21 October 2014 11:00 (UTC+04:00)
Sometimes a little market volatility can be good for you

By Bloomberg

Gyrations in financial markets are giving rise to a plaintive cry from investors: Prices are getting more volatile because new regulations are making big banks less willing to buy when others want to sell.

Actually, if that's what's happening, it would be no bad thing.

Following last week's selloff, investors are complaining about a lack of liquidity, the ability to buy and sell assets (particularly bonds) without moving prices too much. The problem, they say, is that big U.S. banks are pulling back from market making -- the buying and selling of assets to meet clients' needs. They blame the shift on new regulations such as higher capital requirements and the Volcker rule, which aims to limit speculative trading at banks.

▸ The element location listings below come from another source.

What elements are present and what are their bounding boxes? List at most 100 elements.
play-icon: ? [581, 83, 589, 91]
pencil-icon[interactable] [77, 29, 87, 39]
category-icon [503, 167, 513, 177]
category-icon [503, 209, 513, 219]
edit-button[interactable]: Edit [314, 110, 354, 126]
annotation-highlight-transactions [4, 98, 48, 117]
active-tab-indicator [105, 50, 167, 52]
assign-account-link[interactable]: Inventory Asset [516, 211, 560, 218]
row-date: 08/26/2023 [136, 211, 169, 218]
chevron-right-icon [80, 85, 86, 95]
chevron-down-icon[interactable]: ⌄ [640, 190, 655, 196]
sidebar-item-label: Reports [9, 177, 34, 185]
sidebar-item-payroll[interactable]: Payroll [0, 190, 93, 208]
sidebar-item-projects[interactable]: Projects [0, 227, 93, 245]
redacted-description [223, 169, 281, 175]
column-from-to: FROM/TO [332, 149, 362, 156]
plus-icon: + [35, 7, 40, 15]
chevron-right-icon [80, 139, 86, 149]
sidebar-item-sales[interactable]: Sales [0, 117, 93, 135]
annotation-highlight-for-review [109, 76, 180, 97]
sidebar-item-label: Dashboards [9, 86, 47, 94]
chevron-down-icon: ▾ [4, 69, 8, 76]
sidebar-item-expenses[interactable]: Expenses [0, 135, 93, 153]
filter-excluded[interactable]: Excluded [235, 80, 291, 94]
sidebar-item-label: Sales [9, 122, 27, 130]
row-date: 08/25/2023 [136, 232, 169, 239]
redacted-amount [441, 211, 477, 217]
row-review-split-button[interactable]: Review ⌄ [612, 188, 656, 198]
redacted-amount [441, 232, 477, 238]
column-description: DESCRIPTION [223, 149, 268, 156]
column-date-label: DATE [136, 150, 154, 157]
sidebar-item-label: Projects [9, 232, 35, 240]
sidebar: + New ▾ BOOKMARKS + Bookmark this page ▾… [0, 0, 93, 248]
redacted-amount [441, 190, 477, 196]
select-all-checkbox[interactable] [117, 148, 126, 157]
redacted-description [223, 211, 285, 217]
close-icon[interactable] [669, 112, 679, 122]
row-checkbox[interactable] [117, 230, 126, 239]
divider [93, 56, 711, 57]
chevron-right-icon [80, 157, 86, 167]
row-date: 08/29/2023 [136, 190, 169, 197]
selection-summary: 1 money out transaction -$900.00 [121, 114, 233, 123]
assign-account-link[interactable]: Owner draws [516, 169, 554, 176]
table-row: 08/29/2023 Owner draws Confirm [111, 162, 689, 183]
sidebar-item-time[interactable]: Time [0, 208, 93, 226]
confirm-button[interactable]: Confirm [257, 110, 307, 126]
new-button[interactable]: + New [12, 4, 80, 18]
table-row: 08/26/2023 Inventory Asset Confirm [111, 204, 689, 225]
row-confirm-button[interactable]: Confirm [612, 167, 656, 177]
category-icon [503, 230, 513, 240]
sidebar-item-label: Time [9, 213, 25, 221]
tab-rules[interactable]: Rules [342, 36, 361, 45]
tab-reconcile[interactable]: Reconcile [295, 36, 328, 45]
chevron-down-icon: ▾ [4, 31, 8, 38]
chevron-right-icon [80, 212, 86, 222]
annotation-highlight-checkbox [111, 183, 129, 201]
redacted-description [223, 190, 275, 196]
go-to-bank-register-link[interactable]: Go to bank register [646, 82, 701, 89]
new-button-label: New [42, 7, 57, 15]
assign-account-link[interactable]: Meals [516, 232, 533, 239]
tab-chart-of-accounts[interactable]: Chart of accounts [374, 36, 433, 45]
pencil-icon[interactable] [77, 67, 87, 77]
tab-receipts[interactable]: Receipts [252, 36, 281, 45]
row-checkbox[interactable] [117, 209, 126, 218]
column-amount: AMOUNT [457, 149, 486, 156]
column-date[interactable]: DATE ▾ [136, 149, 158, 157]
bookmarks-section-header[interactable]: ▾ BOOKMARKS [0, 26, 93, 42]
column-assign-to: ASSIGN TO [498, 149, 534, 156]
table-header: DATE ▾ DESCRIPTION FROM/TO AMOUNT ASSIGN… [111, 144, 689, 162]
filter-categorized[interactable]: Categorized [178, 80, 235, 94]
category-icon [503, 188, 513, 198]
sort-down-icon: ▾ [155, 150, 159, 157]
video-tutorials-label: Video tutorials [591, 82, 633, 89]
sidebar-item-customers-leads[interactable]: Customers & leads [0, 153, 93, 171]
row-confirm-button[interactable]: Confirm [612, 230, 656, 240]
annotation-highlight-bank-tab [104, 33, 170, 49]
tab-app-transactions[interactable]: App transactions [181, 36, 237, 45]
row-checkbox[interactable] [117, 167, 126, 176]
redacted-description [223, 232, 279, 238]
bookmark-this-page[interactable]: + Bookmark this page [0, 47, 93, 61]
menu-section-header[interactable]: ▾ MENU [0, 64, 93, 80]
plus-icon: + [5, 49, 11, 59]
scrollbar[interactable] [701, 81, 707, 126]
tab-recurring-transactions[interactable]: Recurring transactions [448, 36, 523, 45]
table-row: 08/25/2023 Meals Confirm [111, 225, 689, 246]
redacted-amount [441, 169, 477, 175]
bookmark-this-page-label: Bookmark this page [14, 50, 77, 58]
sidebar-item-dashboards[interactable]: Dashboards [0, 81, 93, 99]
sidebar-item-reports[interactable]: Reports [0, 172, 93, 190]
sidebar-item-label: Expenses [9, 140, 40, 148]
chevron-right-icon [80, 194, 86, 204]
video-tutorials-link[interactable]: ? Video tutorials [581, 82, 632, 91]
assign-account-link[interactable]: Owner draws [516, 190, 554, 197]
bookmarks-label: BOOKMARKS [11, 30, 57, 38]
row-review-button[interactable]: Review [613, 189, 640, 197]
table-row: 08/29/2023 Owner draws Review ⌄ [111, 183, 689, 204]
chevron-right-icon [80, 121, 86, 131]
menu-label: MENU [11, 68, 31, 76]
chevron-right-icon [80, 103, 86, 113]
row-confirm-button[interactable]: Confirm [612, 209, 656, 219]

Investors are right that something has changed. The big banks are holding much smaller inventories of corporate bonds than they did before the 2008 crisis. In fact, dealers were net sellers of junk bonds in recent weeks, suggesting that they weren't, in the aggregate, helping clients to unload. From the point of view of an overextended investor needing to sell, this reduction in liquidity can be scary.

That said, it's unclear that regulation is the primary cause. Banks were cutting their inventories long before Congress passed the Dodd-Frank financial reform law in 2010. And liquidity always disappears in bad times, no matter how abundant it seems in good times. Market makers are no more willing to buy than anybody else when prices appear to be in free fall. Last week's volatility hit some securities, such as U.S. Treasury bonds, to which the Volcker rule doesn't even apply.

But let's assume for the sake of argument that regulation is the reason for the banks' flight from market making. Would that be bad? Not necessarily. You can have too much liquidity, especially when it's of the wrong sort -- for instance, liquidity provided by banks that are relaxed about risk because they can count on taxpayers to bail them out. In the early 2000s, the banks' willingness to make markets in mortgage investments and provide easy financing to buyers encouraged the false sense of security that helped bring on the crash. The banks then lost billions of dollars on their trading positions -- losses that meant they couldn't lend when the economy most needed them to.

In a way, last week's volatility was salutary. Investing in securities backed by the credit of shaky companies and consumers is a perilous endeavor, particularly if done with borrowed money. If regulations are making investors and big financial institutions sensitive to the danger sooner rather than later, that's good.